As lovely as the costume was, it was a bear to wear. For three hours a day, Mr. Jones sat while Mr. Hill and three other artists put the thing on: the foam latex suit and gloves, the fiberglass helmet with eyes he couldn’t see out of, the sharp fangs, the remote-control gizmos in his spine. The suit itself was so form-fitting that Mr. Jones had to use K-Y Jelly to squeeze inside; when wet, which it nearly always was, it soaked up pounds of water like a sponge. “He never complained once,” Mr. Hill said.
The cast and crew got a sense of what Mr. Jones endured every day when a professional dancer was brought in as a body double for a particularly challenging dance sequence. “He got into the suit, did one pirouette, and then proceeded to projectile vomit,” Mr. del Toro remembered.
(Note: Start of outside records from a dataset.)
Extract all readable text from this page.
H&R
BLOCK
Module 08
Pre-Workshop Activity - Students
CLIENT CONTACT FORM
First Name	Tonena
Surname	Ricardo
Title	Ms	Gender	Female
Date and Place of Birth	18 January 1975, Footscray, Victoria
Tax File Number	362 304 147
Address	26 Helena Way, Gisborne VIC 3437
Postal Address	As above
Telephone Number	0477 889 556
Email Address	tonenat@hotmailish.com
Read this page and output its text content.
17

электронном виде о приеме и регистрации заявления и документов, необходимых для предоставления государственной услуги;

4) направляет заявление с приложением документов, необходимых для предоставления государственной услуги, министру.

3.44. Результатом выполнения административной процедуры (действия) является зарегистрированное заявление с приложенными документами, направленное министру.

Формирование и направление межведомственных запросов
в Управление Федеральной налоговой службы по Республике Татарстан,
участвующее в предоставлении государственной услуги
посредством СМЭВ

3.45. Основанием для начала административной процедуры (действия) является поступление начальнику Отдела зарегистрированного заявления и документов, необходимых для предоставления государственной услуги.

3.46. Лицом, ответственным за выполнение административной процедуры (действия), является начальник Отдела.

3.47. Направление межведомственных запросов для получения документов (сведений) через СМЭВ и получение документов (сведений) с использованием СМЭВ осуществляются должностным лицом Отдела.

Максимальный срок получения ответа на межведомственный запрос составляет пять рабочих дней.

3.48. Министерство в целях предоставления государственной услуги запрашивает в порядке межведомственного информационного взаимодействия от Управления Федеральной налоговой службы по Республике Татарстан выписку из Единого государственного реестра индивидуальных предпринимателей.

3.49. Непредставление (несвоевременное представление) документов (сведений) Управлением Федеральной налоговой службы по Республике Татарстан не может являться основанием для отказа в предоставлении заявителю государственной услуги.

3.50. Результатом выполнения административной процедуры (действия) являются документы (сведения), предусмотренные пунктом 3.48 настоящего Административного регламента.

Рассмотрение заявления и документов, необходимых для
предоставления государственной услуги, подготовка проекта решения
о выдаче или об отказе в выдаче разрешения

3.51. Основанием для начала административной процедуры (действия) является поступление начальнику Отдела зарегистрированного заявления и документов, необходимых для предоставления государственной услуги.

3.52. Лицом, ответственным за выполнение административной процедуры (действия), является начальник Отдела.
“That’s how good Doug is,” Ms. Hawkins said. “He couldn’t see, he couldn’t hear properly, and yet his performance is so beautiful and so delicate. He is the film. It just wouldn’t work without him.”
I think the scene referred to is the black and white musical performed near the end of "The Shape of Water." This bit alone speaks volumes for what he does throughout the film, let alone his career (and why not complaining about wearing the suits is such a big deal). Great share. And movie.